# Pairing motorola phone with blue tooth Sony radio/mp3 player



## zhong (Aug 1, 2010)

I read all instructions from my cell phone to MEX-BT2800-
blue tooth Sony radio/cd/mp3 player player.

I have problems pairing motorola phone with blue tooth Sony radio/cd/mp3 player player- MEX-BT2800.

My cell phone is Motokrzr K1m and Bluetooth Audio System MEX-BT2800-
blue tooth Sony radio/cd/mp3 player player.
.
Pairing-
I get the bluetooth sony system working and accepted/connected to XPLOD. I didn't need to enter any passcode for it to connect and accept.
My cell phone is on MTS auto anwser. HOwever when I try to phone it calls and connects, but nobody can answer the phone on the other end which I dial to, nor could anybody phone to me when my blue tooth is enabled.

Could someone please tell me what I am doing wrong?

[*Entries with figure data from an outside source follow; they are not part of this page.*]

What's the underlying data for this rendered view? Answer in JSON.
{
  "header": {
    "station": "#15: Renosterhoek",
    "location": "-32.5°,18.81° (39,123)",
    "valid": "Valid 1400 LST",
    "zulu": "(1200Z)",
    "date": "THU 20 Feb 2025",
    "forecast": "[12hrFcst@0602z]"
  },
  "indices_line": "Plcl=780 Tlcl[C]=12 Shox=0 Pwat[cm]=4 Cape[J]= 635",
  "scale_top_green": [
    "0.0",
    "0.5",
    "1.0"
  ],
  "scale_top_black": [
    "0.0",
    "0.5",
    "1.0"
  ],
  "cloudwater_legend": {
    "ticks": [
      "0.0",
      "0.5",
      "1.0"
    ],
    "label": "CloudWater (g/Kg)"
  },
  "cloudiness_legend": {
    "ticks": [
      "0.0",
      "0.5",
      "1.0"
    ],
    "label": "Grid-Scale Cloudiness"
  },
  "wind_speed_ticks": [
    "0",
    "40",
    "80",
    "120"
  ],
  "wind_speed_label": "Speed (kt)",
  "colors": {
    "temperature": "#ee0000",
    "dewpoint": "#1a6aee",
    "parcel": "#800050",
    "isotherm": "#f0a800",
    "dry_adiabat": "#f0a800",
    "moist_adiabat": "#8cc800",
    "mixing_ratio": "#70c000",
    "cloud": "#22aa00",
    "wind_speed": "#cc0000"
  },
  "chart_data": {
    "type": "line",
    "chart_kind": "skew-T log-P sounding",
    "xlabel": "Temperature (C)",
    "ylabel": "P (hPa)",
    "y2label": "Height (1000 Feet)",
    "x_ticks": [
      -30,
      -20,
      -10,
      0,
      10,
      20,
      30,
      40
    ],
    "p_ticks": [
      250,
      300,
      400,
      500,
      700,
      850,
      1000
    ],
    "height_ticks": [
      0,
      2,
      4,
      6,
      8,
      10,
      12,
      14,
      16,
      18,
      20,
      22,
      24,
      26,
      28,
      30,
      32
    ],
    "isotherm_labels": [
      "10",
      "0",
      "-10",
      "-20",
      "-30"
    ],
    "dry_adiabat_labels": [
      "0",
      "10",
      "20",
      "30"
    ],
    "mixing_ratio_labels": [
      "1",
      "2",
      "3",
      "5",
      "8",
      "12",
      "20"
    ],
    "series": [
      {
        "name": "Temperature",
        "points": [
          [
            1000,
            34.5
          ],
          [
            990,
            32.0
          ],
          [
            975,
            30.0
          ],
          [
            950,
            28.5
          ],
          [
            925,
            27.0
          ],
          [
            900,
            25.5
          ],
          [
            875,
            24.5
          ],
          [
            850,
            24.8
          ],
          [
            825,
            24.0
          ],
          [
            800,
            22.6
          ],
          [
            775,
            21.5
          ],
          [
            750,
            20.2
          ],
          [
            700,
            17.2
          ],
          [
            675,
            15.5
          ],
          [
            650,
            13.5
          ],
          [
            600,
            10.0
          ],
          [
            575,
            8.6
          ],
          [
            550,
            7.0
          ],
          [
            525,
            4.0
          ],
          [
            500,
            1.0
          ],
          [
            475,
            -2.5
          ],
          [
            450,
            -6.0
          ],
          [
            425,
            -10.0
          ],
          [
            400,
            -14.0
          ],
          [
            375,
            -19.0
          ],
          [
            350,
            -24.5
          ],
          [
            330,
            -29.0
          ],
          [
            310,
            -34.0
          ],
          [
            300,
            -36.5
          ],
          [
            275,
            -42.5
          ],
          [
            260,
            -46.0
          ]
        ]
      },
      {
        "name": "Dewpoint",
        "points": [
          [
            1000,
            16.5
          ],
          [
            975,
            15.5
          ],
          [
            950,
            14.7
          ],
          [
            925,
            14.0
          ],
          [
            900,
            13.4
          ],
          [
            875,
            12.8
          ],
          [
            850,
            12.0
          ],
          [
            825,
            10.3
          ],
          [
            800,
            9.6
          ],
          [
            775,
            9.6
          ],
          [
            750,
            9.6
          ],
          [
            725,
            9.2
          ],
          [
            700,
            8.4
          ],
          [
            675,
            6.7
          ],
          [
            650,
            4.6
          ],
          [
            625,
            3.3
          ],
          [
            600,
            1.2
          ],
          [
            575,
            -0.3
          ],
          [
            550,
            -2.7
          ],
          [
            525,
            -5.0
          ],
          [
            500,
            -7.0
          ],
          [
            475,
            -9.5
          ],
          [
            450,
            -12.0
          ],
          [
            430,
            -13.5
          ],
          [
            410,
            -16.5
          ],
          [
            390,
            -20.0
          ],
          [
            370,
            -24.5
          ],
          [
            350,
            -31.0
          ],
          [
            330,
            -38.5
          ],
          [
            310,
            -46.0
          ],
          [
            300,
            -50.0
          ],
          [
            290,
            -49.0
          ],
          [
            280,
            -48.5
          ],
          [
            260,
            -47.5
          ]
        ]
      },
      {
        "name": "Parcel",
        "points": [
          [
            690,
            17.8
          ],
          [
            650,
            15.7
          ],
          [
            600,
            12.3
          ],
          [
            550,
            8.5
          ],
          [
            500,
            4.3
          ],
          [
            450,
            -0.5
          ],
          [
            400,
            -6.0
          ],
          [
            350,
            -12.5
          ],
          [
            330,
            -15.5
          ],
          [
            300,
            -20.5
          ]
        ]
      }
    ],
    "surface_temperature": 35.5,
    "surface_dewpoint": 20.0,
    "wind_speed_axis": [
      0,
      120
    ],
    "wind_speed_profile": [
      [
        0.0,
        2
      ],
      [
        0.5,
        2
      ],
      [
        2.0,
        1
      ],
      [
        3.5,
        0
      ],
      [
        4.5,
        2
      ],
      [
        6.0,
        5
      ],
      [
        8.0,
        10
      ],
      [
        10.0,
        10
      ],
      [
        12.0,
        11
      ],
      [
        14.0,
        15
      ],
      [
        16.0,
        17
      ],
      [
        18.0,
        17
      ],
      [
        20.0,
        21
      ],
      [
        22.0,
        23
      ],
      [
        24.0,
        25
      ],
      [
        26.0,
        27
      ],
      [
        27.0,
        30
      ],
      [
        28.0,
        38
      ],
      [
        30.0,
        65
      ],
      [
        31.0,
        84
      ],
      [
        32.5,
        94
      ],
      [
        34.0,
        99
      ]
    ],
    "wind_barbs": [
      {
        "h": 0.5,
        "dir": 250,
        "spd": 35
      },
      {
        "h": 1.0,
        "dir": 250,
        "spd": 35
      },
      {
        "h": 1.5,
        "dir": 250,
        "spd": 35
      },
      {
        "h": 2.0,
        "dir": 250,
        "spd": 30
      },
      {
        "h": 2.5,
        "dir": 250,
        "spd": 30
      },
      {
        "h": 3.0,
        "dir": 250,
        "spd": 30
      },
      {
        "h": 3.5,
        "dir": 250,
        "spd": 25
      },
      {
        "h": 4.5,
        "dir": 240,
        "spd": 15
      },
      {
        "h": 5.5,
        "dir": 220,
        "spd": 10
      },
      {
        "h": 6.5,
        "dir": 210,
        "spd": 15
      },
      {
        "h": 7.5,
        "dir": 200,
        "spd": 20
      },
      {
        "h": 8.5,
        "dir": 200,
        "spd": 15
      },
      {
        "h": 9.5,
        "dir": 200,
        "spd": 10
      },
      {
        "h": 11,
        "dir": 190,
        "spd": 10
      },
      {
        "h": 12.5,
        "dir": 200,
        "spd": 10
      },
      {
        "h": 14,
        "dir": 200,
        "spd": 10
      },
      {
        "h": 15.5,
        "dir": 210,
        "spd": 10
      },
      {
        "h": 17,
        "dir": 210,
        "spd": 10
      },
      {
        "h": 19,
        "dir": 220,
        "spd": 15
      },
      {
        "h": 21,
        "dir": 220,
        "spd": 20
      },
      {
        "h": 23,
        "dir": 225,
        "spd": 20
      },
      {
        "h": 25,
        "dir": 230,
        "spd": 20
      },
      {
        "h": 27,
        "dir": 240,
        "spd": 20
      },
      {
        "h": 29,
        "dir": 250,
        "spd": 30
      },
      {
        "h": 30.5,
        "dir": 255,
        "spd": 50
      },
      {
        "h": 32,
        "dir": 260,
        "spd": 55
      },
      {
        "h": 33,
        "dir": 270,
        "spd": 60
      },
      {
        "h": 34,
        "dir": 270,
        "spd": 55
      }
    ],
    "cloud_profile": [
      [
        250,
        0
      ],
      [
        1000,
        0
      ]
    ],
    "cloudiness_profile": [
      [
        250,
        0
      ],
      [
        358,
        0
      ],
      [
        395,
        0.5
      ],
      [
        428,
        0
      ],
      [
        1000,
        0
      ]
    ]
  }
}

Is there something at fault with the Sony Bluetooth ?


Thanks.


----------



## zhong (Aug 1, 2010)

I have it working using voice recognition, however it won't work by pressing the no. buttons on my cell phone. It show connects when I click to ring some one, but no one is able to anwser the phone from the phone I ring to.

Thanks.


----------